Two police officers in Paris Photo: VCG

Deux policiers à Paris Photo : VCG

En réponse à certains médias affirmant que les autorités françaises auraient inculpé jeudi quatre personnes, dont deux ressortissants chinois, soupçonnées d'avoir intercepté des données militaires sensibles pour Pékin, l'ambassade de Chine en France a déclaré vendredi au Chine Direct qu'elle avait pris note des informations pertinentes des médias français. Elle n'a pour l'instant reçu aucune notification de la part de la France.

Deux ressortissants chinois soupçonnés d'avoir tenté d'intercepter des communications par satellite depuis une base située dans une propriété locative Airbnb dans le sud-ouest de la France ont été mis en examen, a rapporté Reuters citant le parquet de Paris.

Les autorités locales ont arrêté quatre individus dans le sud-ouest de la Gironde et le parquet de Paris a déclaré que deux individus avaient été placés en garde à vue et deux autres placés sous contrôle judiciaire, sans donner de précisions sur leur identité, a rapporté France 24.

L'affaire a été déclenchée après que des riverains ont repéré, le 30 janvier, l'installation d'une antenne parabolique d'environ deux mètres de diamètre, ce qui a coïncidé avec une panne d'Internet locale, a indiqué Radio France Internationale (RFI).

Une perquisition effectuée le lendemain a permis de découvrir « un système d'ordinateurs connectés à des antennes paraboliques permettant la capture de données satellitaires », selon le parquet, selon RFI.

Cette installation a permis d'intercepter « des échanges entre entités militaires », a-t-il ajouté, selon les médias.

Les deux ressortissants chinois impliqués se seraient rendus en France dans le but de capturer des données du système Internet par satellite Starlink et d'autres « entités d'importance vitale » et de les retransmettre en Chine, a rapporté France 24.

La Chine s'est toujours opposée au battage médiatique des soi-disant « espions chinois » et à la diffamation de la Chine.
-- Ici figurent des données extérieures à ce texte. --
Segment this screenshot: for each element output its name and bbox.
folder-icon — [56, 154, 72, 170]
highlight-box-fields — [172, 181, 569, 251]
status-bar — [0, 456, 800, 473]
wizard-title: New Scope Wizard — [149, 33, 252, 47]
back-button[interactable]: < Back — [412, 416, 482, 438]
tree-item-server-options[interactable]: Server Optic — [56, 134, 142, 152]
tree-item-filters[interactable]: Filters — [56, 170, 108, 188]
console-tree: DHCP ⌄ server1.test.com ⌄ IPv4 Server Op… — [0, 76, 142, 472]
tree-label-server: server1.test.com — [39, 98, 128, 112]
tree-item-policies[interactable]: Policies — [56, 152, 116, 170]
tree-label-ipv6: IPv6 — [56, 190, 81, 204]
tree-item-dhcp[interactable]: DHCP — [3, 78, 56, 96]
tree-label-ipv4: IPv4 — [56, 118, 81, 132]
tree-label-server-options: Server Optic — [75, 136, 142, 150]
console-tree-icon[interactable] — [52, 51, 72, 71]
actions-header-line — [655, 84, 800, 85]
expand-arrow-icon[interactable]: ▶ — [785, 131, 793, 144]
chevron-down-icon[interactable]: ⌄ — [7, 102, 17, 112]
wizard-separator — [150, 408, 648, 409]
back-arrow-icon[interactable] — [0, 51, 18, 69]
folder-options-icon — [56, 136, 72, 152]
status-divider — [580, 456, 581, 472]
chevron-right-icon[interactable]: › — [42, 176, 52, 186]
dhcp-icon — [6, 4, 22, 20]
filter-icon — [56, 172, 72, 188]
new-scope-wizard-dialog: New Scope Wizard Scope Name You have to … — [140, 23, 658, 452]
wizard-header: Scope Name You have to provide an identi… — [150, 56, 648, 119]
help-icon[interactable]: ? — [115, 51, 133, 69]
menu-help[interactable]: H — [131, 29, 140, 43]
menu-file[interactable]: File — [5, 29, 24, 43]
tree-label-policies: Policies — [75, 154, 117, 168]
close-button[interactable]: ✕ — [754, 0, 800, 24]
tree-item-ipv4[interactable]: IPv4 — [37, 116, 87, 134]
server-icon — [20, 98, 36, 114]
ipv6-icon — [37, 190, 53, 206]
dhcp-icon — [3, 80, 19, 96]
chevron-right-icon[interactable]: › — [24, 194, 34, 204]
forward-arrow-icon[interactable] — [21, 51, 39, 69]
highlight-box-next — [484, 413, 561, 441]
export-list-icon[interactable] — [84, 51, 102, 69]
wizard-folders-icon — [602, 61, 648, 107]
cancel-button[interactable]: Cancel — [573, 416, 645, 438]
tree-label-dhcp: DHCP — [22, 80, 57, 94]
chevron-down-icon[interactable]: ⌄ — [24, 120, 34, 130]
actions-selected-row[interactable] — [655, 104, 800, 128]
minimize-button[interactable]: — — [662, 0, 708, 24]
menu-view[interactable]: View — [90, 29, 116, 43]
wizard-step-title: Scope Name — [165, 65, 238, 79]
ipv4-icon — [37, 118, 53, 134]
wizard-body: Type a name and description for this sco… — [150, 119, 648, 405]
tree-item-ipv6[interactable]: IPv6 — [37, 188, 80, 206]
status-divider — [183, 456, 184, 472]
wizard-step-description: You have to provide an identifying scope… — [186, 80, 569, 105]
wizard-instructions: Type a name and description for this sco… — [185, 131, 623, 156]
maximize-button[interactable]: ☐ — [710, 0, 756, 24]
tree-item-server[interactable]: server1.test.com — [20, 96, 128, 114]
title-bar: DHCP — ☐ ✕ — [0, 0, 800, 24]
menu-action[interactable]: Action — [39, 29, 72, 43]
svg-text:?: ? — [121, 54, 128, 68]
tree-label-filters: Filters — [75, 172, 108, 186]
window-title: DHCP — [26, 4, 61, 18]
Le gouvernement chinois a toujours exigé que les citoyens chinois à l'étranger respectent les lois et réglementations locales, et a exhorté les entreprises financées par la Chine à opérer dans le respect de la loi, a indiqué l'ambassade de Chine.
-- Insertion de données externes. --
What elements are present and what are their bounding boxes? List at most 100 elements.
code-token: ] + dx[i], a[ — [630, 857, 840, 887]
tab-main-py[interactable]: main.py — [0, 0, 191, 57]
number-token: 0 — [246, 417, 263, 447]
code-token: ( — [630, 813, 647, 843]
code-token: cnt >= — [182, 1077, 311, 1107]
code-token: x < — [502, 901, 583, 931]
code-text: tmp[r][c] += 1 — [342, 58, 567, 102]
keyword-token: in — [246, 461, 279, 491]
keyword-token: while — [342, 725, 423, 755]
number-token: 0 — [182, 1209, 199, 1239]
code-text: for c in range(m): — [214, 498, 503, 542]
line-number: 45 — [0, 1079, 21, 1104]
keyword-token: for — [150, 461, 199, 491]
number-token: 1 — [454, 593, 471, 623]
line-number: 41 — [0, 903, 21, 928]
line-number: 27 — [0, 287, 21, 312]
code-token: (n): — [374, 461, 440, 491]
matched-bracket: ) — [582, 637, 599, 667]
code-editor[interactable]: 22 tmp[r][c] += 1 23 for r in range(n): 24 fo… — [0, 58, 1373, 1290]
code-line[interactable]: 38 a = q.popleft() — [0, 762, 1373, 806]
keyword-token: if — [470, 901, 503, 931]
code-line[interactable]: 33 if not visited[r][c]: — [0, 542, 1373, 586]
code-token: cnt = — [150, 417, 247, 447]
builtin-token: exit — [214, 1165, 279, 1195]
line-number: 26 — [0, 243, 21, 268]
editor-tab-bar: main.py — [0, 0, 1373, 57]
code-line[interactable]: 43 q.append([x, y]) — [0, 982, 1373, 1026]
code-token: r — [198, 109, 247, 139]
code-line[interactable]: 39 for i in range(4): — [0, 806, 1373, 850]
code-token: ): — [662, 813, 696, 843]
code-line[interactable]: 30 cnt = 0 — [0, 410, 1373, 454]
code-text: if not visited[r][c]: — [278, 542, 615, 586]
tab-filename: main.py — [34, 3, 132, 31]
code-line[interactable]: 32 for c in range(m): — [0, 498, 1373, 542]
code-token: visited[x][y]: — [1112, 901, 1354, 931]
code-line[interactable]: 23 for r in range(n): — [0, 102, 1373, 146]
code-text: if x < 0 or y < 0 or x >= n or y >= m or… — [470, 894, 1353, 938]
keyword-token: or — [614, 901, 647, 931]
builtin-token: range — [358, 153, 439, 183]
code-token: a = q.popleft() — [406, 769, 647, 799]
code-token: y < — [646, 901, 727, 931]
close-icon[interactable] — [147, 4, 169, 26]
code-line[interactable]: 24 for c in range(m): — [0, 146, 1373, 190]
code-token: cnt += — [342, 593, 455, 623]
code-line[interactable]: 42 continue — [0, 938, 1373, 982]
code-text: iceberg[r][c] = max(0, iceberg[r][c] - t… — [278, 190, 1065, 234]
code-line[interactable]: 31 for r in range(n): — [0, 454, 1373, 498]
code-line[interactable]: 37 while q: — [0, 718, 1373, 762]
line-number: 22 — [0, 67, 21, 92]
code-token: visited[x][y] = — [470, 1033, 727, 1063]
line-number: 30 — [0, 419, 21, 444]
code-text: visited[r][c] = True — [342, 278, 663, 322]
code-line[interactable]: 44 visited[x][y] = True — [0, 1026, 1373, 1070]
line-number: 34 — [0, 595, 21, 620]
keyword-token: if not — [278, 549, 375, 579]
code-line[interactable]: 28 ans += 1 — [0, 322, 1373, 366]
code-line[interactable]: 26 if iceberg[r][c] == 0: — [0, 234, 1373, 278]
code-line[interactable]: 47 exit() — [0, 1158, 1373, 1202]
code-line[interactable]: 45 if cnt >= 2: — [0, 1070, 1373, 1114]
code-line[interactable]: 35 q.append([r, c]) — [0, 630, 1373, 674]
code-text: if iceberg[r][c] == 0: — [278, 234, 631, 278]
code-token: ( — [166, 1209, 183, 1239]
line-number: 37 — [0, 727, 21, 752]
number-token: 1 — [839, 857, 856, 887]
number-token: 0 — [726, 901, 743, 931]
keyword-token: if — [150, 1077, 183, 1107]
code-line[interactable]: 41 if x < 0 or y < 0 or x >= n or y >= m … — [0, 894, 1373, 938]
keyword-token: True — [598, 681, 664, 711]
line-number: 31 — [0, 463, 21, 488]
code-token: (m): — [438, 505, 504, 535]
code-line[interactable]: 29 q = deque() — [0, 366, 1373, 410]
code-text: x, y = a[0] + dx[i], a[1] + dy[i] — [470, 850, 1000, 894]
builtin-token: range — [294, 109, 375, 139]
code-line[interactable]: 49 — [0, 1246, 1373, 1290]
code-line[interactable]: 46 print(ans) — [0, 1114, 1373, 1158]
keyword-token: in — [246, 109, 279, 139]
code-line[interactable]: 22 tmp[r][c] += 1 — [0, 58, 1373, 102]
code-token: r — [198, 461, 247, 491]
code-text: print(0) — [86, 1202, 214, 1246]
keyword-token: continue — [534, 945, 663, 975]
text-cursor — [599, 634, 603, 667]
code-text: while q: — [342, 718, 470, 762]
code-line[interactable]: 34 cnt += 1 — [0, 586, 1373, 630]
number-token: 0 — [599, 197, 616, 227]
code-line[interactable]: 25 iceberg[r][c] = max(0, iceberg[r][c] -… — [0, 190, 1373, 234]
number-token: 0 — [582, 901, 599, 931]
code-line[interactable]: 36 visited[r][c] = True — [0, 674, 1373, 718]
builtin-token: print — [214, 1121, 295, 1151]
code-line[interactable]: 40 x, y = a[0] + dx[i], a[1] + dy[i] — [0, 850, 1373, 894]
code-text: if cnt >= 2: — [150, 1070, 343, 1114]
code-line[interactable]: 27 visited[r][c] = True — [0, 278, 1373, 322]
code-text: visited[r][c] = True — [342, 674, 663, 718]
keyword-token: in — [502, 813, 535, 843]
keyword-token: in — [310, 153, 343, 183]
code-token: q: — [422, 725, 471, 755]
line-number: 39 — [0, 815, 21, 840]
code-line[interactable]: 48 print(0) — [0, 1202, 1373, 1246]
Nous espérons que la partie française appliquera la loi de manière impartiale et sauvegardera les droits et intérêts légitimes des citoyens chinois en France, a noté l'ambassade.

Ce n’est pas la première fois que certains médias français s’écharpent sur un soi-disant espion chinois. En réponse à une question concernant un professeur de français en France chargé d'autoriser une délégation chinoise à visiter certains sites sensibles, la porte-parole du ministère chinois des Affaires étrangères, Mao Ning, a déclaré lors d'une conférence de presse le 15 janvier qu'elle n'en connaissait pas les détails.

« Permettez-moi de souligner que nous nous opposons toujours à la calomnie de la Chine en colportant le soi-disant discours d' »espionnage chinois » », a déclaré Mao.